Hegel afirmava que a filosofia é o espírito do tempo apreendido no conceito. Assim, não cabe à filosofia nem a representação da fé e nem a imagem e representação das artes. Nem cabe à filosofia permanecer no primeiro degrau do conhecimento das certezas sensíveis e, sobretudo, para filosofar, é preciso distanciamento para não pensar com o fígado, mas, de preferência, com a cabeça.
Vivemos tempos difíceis de distanciamento, com forte tendência a repetir mantras e frases prontas, dispostos a brigar na defesa dos pré-conceitos, mas pouco tolerantes e abertos a aprender do outro e, sobretudo, aprender a respeitar a voz das ciências.
Digo isso porque circula no senso comum e, às vezes, em alguns ambientes acadêmicos, sobretudo de tendência neoconservadora, a ideia pré-concebida e acrítica de que a família é a responsável pela educação moral dos filhos e a escola deve escolarizar. Família educar, escola escolarizar, em síntese. Ouve-se isso, inclusive, de filósofos Pops brasileiros e, quando dito por filósofos, parece que não há apelação. Quem se arrisca a contestar os filósofos? Só um outro filósofo...
Voltando. A família educa. A escola escolariza.
Não é errado assim pensar e assim se expressar. Só que uma verdade quando dita pela metade presta um desserviço à própria verdade. Vamos ver.
Que a família educa os filhos, no sentido moral do termo, e ensina valores (não mentir, não matar, não roubar, respeitar etc.) parece mais do que certo. É a família a primeira célula da sociedade e é na tenra idade que somos propensos ao exercício da domesticação. Sim, como dizia Nietzsche, “o homem é um animal domesticável”. E não há habitat mais natural para a domesticação moral do que o lar, a família, o ambiente doméstico, enfim.
E a escola? À escola, dizem os novos gênios da educação, sobretudo, da corrente da escola sem partido, a escola deve escolarizar, isto é, deve formar para a aquisição de habilidades instrumentais e para a inserção na sociedade e no mercado. Nada de ensinar valores! E nada de ensinar a criticar e relativizar valores. E se, por acaso, ensinar valores, então, tem que ser imparcial. Imparcial significa, se bem interpreto, mostrar o outro lado. Ótimo. Eu acho isso bárbaro! Mostrar o outro lado, o outro ponto de vista, o outro argumento, é o que se aprende na primeira aula de filosofia quando se estuda os sofistas.

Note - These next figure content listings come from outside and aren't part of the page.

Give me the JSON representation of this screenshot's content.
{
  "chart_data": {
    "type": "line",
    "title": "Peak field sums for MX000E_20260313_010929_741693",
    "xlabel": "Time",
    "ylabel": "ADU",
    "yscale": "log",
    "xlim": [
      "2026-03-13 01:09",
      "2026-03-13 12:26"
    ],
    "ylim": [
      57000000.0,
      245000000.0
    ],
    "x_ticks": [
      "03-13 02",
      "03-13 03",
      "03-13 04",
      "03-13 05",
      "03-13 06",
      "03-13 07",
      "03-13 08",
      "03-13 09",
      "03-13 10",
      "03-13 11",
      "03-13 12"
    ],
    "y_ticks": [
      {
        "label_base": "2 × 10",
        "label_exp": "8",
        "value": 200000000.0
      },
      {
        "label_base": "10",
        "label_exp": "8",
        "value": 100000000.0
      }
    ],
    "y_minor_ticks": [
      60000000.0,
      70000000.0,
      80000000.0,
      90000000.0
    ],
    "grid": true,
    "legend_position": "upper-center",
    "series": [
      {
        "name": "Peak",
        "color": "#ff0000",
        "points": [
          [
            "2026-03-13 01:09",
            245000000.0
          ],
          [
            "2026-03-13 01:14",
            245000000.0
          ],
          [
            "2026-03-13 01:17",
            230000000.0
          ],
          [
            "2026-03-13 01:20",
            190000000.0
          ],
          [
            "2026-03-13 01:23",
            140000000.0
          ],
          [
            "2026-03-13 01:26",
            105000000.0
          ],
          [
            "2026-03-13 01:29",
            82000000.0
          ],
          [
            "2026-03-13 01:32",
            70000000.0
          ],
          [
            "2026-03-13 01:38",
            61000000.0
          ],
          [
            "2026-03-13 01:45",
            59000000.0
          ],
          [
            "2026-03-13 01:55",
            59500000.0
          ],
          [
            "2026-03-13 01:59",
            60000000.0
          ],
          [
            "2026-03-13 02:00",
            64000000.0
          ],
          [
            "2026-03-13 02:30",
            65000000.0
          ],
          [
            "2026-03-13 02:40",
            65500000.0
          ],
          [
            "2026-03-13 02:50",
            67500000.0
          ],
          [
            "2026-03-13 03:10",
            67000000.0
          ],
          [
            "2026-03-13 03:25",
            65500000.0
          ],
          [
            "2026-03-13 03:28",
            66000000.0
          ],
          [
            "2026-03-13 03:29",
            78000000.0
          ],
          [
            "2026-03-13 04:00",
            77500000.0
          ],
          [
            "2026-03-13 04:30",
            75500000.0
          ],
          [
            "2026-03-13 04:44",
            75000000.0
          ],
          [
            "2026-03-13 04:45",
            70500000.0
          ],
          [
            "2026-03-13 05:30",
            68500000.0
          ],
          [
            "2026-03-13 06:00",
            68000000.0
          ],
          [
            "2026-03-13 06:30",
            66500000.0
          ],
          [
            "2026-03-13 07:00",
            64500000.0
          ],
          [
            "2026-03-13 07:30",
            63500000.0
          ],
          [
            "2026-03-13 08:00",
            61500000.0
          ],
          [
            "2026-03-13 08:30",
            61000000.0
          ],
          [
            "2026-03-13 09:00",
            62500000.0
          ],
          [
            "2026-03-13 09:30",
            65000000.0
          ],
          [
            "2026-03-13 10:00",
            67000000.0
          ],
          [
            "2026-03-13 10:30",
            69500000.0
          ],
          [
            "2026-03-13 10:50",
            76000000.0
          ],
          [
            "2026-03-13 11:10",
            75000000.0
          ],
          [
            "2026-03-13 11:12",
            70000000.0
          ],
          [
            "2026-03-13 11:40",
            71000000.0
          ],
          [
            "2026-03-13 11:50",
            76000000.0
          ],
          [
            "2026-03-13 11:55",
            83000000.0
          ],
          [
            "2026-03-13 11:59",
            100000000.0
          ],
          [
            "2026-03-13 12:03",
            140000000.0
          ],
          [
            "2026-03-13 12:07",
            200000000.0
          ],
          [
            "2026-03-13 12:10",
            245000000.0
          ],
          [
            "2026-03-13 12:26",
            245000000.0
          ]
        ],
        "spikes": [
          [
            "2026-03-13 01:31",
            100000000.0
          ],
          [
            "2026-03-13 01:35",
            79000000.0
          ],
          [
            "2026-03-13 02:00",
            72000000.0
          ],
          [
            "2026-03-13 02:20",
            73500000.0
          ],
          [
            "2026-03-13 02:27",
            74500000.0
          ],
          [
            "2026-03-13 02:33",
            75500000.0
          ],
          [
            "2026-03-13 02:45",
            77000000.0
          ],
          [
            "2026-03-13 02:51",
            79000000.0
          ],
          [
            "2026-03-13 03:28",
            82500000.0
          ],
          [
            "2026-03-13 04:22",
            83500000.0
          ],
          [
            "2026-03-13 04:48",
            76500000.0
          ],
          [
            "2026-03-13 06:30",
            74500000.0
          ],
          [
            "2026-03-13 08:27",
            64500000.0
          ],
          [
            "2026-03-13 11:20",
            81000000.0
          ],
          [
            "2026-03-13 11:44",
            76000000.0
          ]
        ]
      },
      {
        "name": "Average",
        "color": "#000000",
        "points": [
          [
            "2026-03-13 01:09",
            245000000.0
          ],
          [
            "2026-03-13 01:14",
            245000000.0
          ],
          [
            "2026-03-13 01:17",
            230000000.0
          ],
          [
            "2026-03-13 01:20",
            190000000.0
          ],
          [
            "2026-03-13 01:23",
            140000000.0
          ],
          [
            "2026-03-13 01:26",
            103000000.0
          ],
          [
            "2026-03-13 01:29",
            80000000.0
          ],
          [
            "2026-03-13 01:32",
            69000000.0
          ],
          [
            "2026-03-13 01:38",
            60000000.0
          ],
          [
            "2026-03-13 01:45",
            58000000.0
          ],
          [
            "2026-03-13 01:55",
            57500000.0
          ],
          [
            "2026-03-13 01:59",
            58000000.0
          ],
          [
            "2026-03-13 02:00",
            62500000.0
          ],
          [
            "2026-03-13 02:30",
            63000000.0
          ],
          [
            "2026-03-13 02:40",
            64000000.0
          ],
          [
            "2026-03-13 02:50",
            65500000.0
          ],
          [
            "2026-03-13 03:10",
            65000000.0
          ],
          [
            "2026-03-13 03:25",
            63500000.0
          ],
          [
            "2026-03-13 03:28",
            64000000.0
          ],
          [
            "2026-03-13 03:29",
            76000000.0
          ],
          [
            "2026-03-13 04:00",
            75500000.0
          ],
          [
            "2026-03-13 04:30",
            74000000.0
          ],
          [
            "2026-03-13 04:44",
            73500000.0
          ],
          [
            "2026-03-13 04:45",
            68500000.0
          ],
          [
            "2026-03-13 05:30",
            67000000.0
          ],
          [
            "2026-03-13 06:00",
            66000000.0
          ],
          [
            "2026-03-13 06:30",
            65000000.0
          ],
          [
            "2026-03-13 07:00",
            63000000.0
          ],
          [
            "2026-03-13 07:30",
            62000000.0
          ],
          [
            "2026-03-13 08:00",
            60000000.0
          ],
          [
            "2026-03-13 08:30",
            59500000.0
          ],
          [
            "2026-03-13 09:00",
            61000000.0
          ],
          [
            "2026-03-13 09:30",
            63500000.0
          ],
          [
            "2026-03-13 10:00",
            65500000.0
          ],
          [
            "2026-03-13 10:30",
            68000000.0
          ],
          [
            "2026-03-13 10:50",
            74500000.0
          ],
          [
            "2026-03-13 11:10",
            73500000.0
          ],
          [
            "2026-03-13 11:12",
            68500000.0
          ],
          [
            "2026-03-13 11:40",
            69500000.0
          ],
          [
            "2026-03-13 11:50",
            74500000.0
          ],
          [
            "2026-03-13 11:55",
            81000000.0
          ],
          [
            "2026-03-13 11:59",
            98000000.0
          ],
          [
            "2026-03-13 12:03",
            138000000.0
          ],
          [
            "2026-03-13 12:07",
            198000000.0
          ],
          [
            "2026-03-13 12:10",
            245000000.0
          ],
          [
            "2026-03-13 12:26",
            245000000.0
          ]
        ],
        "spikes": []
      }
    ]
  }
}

Aprendemos dos sofistas a sempre prestar a atenção ao contraditório e ao outro ponto de vista. É deles que aprendemos que para cada coisa sempre há no mínimo duas formas de ver e de argumentar, em defesa ou contra. Mas isso será tudo?
Não creio que seja tudo. A escola educa sim e não somente faz pensar e adquirir habilidades instrumentais para o mercado do trabalho. Não. Quando formamos para a autonomia, para a liberdade e para a responsabilidade, então estamos educando (e sem relativismo de ter que mostrar o outro lado), e não só escolarizando. Quando formamos para a justiça, para a solidariedade, para a tolerância, estamos educando, e não só escolarizando. Quando discutimos ética ambiental e ética animal, estamos educando, e não só escolarizando. E sobretudo, quando discutimos questão de gênero, estamos educando e não fazendo ideologia. Se a família fosse o limite da educação então deveríamos achar relativo que alguém tenha preconceito com negros, pobres, gays, prostitutas, ateus etc. Via de regra esse ensinamento vem das famílias, ou não? A quem cabe educar para o respeito, a tolerância, para a diversidade e para a universalidade que ultrapassa o valor do sangue (familiar), da religião e da nação? O machismo, o racismo, a xenofobia e a homofobia nós aprendemos em casa, e não na escola. Ou não? Então, calma lá ao dizer que a família educa e a escola escolariza.